A woman holds a banner reading 'Phase out fossil fuels now', as people speak up at the United Nations climate summit COP28 in December 2023, in Dubai, United Arab Emirates. Photo: Albin Hillert/LWF
World Council of Churches News | Nov. 18, 2025
BELÉM, Brazil — The World Council of Churches, whose members include The United Methodist Church, joined 61 other faith institutions Nov. 18 in announcing their divestment from fossil-fuel companies. The announcement came during the United Nations COP30 climate summit, November 10–21, in Brazil.
The widespread agreement of plans to divest was a signal to negotiators at the summit of an urgent need for fossil fuel phase out, “given the harmful climate, biodiversity, and human rights impacts of extracting, transporting, and burning fossil fuels,” the WCC reported in a press release.

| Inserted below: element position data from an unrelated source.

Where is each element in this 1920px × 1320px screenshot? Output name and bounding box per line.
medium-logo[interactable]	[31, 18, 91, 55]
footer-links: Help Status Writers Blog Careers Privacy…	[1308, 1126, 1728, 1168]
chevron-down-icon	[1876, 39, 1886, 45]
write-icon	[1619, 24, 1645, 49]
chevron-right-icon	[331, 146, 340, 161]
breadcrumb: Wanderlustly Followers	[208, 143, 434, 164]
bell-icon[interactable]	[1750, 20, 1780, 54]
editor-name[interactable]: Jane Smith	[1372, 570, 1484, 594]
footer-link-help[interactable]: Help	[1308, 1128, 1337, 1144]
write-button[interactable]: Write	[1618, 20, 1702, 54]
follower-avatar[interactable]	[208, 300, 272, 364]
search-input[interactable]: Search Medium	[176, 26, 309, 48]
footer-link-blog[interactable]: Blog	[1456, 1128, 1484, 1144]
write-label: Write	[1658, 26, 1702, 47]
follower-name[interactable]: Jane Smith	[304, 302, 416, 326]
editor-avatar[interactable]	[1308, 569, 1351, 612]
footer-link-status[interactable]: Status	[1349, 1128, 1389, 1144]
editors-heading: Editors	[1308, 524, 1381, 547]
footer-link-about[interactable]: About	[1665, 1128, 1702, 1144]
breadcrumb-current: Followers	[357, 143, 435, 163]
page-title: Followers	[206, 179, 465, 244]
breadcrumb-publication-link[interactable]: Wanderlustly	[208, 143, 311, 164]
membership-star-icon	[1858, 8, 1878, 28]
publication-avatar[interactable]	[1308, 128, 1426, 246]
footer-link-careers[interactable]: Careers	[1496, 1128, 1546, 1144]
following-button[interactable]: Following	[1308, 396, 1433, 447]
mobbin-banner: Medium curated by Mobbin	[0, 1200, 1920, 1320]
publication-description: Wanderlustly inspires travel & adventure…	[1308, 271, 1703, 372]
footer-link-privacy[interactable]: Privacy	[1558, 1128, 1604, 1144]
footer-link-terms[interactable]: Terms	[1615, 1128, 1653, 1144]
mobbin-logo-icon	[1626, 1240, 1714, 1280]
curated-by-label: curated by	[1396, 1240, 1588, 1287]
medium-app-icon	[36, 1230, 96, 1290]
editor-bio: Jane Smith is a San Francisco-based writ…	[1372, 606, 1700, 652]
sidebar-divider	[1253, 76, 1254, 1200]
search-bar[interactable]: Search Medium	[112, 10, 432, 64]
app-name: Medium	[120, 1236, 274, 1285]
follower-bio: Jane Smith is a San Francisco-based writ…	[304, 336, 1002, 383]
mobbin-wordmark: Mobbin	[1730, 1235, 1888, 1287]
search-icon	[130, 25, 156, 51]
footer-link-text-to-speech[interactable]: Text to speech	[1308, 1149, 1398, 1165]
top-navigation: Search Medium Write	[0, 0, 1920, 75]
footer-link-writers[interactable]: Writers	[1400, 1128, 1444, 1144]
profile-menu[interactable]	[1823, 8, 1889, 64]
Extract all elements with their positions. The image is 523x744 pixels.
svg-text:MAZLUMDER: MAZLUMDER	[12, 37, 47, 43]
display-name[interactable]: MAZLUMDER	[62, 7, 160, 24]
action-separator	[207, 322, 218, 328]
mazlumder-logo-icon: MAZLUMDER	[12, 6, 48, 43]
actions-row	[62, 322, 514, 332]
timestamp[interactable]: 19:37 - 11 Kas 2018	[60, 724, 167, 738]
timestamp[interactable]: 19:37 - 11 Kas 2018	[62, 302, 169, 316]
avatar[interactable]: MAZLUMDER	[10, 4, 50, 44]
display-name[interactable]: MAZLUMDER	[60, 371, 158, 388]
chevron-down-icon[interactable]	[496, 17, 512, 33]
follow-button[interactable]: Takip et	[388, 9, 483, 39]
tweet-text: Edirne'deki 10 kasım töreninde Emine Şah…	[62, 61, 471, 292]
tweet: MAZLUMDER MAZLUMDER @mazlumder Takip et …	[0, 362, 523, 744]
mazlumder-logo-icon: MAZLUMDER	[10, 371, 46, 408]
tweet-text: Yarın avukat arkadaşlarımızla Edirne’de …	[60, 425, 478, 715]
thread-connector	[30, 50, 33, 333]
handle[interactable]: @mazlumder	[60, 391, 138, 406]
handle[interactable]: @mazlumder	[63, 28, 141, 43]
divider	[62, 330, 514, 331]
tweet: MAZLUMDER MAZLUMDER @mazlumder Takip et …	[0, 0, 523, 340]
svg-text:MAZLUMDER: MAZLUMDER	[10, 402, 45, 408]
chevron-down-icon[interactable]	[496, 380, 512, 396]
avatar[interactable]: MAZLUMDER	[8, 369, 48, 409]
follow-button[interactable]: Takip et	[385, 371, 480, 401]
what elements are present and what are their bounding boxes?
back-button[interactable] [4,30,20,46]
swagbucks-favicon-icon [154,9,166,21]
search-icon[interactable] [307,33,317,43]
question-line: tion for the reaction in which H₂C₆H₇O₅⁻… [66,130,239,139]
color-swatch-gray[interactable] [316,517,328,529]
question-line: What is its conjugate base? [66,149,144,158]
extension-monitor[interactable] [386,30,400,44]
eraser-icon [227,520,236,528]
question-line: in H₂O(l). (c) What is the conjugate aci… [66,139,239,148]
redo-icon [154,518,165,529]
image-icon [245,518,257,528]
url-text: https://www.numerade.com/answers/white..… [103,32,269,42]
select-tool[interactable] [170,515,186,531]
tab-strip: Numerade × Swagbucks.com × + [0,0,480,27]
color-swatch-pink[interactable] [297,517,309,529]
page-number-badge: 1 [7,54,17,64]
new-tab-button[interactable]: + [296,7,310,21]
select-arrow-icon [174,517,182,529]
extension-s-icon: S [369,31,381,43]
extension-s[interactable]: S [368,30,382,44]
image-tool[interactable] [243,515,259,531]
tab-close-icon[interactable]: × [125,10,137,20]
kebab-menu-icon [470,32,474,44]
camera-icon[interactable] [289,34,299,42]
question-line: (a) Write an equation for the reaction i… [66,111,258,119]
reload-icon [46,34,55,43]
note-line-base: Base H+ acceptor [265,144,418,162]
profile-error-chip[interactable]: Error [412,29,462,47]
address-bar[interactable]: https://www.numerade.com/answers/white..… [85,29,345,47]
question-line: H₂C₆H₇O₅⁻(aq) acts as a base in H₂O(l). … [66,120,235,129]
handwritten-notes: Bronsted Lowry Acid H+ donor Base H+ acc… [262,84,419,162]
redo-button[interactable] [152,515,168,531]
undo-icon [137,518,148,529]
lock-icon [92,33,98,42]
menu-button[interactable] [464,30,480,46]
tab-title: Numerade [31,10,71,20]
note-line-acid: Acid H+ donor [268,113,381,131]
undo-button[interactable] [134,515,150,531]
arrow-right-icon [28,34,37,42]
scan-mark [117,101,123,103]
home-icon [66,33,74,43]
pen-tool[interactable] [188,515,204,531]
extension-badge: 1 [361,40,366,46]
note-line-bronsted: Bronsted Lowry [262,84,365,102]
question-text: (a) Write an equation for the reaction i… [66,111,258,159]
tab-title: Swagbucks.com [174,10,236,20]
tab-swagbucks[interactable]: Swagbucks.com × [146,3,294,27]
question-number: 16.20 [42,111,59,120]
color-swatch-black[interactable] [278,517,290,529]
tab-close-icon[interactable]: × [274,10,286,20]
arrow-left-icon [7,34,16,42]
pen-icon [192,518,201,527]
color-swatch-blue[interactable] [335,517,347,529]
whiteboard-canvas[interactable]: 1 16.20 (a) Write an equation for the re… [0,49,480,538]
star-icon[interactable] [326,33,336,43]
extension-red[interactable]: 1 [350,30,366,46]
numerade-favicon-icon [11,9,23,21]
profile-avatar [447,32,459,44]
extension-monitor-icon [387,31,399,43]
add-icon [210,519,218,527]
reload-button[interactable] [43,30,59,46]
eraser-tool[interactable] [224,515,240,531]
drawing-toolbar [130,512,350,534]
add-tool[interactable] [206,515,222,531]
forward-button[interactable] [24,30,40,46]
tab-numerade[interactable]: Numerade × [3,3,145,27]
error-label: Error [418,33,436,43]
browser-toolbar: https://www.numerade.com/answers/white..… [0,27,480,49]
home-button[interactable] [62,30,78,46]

“In this kairos moment we are facing today,” the Rev. Jerry Pillay, general secretary, reflected, “people of faith have to pay special attention not to be unconsciously or inadvertently complicit with the root causes fueling the climate emergency.
“Verifying with our financial service providers that church assets are not used to finance fossil fuel expansion is a moral imperative towards children and future generations,” he explained. “We therefore encourage all people of good will to use tools available and verify that their banks, pension funds, and insurances do no harm by supporting what is responsible for 90% of today’s CO2 emissions—fossil fuels. Let’s together accelerate the transition to renewable energies through responsible financial choices.”
Religious institutions manage a combined $3 trillion of investments globally, the WCC reports. As well as divesting from fossil fuels, faith communities are calling on governments and banks to phase out their support for fossil fuels and to scale up investment in clean energy.
A new report from Urgewald, a non-profit environmental and human rights organization based in Germany, asserts that the fossil fuel industry is planning 33% more short-term expansion than in 2021, the year in which the International Energy Agency stated that no new oil and gas fields are necessary to meet demand in a 1.5°C world.
Editor’s Note: The 2015 Paris Agreement on climate change set a goal of holding global temperature rise to 1.5 degrees C (2.7 degrees F). Since then, the “1.5C goal” has become the world’s North Star for climate action — a critical benchmark against which policies are set and progress is measured. But an alarming wave of recent data may underscore that nations are close to surpassing this widely cited threshold.